Importantly, attendance at cervical cancer screening camps was only 15.1 percent, yet 87.5 percent of those who attended demonstrated good knowledge. This strongly suggests that direct exposure to screening services significantly improves knowledge, as also evidenced by Bhatla et al (2020), who observed that participation in screening camps was associated with improved awareness, dispelling myths, and encouraging further participation.

The findings also reflect cultural and accessibility barriers. The main barriers reported included lack of awareness, affordability, and accessibility, which have been similarly highlighted by Denny et al (2015) in their global review, emphasising that knowledge gaps, cultural stigma, and health system barriers are key factors limiting cervical cancer screening uptake in low-resource settings.

Nursing Implications
Promoting awareness and education: Nurses have an essential role in educating women about cervical cancer, its risk factors, and the benefits of early screening. They can use outpatient departments, community visits, and health education sessions to share accurate information.

Community engagement and outreach: Nurses can lead and support community-based screening programmes, especially targeting women who have low awareness or limited access to healthcare. They can collaborate with local health workers to reach more women at the grassroots level.

Support for screening programmes: Nurses should actively participate in organising cervical cancer screening camps and ensure that women are guided properly throughout the process, including follow-up care when needed.

Addressing barriers through counselling: Since cultural beliefs and misconceptions were identified as barriers, nurses can provide individualised counselling that is culturally appropriate, helping women feel comfortable participating in screening services.

Advocacy role: Nurses can advocate for making cervical cancer screening a routine part of women’s healthcare services, ensuring better accessibility and affordability for all women, particularly those from low-income backgrounds.

Recommendations
Strengthen educational efforts: Organise regular educational programs focusing on cervical cancer awareness and screening, using simple language and locally understandable methods, like posters, talks, and group discussions with special attention to women with lower education levels, housewives, and women from low-income families.

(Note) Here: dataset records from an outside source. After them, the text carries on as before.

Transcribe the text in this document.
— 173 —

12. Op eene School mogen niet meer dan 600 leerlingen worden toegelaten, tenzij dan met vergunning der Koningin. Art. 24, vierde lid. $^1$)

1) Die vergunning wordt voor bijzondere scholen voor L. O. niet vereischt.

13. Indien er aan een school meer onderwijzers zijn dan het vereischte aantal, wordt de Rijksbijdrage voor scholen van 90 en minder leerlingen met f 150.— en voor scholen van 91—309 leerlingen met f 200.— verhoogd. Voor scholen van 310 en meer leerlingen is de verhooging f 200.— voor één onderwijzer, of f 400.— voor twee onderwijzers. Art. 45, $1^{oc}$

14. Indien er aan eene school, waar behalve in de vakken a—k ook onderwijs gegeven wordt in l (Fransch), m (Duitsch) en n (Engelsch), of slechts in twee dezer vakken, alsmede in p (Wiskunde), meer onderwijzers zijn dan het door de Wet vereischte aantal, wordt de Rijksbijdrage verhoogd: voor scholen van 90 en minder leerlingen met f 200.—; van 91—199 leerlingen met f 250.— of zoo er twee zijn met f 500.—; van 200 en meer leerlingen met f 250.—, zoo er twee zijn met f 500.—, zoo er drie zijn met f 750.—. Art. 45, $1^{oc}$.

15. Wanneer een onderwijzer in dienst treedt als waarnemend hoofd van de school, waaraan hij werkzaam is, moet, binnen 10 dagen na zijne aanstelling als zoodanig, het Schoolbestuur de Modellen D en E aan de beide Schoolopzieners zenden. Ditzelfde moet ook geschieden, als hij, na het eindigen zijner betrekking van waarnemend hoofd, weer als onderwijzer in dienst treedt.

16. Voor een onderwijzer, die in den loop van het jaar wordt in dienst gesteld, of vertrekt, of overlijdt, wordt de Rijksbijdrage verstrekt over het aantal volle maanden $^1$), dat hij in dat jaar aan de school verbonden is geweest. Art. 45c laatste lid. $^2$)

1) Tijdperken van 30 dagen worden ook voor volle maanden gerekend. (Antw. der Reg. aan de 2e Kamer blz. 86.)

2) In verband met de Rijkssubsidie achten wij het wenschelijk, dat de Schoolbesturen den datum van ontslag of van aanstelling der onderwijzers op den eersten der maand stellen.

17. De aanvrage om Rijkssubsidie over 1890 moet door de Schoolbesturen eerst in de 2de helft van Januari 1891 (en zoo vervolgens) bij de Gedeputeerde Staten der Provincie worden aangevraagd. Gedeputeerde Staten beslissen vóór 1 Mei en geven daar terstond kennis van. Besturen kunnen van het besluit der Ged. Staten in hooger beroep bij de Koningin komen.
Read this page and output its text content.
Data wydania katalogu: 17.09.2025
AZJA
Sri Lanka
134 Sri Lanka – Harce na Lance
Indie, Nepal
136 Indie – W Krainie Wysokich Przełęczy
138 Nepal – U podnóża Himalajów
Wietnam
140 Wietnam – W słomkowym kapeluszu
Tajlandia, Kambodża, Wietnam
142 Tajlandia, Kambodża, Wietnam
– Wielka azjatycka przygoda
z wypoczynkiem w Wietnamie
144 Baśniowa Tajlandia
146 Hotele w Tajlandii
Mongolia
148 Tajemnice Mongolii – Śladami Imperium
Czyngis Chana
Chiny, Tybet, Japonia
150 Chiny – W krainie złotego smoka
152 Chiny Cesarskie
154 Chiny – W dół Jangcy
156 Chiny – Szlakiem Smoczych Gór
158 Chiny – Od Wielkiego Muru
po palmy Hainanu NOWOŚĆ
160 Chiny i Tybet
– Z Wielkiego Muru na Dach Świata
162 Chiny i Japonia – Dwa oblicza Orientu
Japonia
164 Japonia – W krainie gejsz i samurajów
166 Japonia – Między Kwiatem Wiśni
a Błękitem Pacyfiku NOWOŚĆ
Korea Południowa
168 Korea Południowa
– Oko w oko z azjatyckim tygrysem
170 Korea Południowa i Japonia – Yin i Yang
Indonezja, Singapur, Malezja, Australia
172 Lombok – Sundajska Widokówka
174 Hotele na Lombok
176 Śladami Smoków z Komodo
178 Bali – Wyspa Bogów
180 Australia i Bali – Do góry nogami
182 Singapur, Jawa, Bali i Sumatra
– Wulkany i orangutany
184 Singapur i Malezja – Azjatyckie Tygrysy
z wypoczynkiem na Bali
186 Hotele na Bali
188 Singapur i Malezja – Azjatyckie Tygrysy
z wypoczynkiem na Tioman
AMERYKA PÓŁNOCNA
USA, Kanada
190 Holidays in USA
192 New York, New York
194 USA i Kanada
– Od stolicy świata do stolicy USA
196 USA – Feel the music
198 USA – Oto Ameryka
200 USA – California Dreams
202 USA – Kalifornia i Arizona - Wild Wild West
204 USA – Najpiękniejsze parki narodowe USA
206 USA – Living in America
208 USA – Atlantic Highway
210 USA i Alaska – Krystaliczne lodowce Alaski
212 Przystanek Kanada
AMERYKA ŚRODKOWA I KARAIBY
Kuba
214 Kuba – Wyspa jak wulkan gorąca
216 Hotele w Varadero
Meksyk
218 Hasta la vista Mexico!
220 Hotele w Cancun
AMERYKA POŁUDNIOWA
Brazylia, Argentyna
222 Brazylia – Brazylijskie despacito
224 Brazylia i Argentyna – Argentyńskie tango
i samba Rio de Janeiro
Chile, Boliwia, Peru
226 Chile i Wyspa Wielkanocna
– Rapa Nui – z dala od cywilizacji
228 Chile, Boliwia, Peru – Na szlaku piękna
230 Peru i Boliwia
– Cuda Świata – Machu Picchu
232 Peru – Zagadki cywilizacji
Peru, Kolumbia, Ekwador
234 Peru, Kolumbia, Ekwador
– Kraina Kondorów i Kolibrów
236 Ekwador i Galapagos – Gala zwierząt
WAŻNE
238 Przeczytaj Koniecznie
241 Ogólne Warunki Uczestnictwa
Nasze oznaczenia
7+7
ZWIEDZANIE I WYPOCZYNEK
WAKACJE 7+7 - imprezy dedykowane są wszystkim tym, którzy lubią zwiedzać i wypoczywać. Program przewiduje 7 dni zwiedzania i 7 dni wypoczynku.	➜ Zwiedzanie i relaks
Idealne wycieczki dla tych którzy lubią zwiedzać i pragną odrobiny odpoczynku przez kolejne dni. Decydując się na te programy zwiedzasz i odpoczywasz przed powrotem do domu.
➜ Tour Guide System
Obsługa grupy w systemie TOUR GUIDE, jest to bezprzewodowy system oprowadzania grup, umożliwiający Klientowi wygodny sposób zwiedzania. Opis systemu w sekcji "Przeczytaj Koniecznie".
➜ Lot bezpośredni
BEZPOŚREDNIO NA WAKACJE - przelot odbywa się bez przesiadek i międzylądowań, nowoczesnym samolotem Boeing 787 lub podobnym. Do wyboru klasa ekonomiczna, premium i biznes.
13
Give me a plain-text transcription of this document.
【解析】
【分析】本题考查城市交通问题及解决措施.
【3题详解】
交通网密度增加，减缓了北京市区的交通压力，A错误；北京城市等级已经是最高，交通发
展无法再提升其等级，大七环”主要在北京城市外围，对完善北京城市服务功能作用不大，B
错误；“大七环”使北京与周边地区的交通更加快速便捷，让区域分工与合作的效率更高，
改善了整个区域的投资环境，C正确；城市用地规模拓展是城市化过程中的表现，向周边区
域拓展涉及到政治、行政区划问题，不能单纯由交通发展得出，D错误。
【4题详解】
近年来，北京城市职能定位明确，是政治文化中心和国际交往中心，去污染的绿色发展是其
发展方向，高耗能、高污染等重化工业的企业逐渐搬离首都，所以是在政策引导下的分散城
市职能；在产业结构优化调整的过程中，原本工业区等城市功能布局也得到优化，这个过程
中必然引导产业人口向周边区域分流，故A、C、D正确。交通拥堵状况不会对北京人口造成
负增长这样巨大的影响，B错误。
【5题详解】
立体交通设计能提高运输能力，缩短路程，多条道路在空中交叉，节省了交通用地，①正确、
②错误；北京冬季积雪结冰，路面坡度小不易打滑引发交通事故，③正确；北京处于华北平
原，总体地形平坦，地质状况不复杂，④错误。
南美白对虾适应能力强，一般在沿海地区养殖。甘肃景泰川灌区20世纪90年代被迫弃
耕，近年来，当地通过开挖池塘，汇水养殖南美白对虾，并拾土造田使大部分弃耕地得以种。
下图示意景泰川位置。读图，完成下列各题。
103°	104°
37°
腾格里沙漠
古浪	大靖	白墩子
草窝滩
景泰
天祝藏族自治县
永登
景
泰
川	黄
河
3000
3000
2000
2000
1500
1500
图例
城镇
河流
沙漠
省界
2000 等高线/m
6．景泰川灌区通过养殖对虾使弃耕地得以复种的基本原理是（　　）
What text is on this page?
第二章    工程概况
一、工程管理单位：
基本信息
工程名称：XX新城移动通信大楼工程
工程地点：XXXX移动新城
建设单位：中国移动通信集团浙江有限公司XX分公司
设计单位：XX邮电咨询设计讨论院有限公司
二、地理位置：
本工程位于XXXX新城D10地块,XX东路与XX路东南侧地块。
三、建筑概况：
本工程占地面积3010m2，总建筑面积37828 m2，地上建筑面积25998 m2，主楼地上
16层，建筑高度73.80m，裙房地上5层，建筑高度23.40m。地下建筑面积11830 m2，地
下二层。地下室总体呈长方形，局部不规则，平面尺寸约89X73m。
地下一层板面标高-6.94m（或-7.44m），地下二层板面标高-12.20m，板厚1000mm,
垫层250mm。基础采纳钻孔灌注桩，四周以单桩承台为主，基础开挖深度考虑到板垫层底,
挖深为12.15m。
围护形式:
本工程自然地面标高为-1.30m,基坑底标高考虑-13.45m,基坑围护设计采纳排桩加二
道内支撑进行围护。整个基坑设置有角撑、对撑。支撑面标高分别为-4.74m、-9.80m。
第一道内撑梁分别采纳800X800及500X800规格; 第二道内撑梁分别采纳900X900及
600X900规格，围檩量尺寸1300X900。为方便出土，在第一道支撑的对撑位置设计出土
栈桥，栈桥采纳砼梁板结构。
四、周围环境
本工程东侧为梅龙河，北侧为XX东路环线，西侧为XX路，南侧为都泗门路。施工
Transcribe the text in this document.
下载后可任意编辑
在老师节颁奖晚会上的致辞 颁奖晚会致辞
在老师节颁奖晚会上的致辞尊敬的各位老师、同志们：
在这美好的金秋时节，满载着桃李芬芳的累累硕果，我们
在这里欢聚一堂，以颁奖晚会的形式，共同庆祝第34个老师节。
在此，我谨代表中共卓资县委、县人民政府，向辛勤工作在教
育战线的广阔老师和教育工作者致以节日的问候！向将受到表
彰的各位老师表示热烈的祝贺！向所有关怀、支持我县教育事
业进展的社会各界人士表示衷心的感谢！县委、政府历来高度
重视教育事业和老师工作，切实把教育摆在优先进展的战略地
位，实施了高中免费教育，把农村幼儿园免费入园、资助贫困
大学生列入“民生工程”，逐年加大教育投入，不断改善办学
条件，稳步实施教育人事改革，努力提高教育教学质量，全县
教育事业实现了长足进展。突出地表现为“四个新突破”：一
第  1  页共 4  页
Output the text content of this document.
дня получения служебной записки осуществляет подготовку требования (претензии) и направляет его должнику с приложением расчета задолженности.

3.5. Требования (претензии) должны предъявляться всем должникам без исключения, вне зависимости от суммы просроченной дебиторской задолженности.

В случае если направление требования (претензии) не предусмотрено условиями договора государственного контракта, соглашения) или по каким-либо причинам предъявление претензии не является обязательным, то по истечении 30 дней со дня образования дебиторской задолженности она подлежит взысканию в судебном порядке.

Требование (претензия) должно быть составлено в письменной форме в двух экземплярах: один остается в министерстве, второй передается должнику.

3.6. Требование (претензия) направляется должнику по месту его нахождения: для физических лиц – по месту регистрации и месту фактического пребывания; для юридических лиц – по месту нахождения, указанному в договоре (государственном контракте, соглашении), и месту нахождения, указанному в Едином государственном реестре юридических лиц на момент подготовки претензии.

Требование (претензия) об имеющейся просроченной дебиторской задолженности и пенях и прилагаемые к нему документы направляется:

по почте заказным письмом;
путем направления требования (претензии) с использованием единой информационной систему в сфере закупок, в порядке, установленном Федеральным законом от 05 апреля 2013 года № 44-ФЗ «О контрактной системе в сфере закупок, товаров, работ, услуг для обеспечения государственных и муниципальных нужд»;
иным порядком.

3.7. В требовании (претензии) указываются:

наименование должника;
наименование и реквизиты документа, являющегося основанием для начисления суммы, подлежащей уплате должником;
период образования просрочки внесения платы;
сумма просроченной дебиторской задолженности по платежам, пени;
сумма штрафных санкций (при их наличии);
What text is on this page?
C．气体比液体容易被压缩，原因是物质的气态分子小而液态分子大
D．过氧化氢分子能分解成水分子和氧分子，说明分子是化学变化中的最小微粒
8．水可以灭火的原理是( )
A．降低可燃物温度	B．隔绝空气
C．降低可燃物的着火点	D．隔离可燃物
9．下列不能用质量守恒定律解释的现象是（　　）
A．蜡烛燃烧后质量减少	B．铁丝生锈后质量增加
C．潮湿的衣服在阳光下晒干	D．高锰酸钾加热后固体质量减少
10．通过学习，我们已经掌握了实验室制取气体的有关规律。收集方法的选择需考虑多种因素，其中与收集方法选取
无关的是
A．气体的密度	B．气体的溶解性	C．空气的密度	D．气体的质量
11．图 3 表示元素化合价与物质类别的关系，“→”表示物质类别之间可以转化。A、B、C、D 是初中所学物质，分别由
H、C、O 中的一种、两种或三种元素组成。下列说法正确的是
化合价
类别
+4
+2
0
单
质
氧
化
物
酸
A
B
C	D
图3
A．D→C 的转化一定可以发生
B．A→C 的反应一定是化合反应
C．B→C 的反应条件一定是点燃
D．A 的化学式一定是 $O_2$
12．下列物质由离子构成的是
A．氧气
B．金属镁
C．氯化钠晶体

Enhance access to screening services: Ensure that screening services are made available and accessible in both hospital and community settings, particularly in areas with low screening rates.

Train healthcare workers: Provide ongoing training to nurses and other healthcare providers on cervical cancer prevention, screening methods, and effective communication strategies.

Policy-level actions: Advocate for government and health authorities to implement policies that support free or low-cost cervical cancer screening services, along with awareness campaigns in both urban and rural settings.

Limitations: The study was restricted to OPD attendees; findings may not generalise to community settings. There may be potential response bias due to self-reported data.

Conclusion
Most women demonstrated poor knowledge about cervical cancer screening. Enhanced educational campaigns and healthcare initiatives are essential to improve awareness about screening and participation in screening programmes.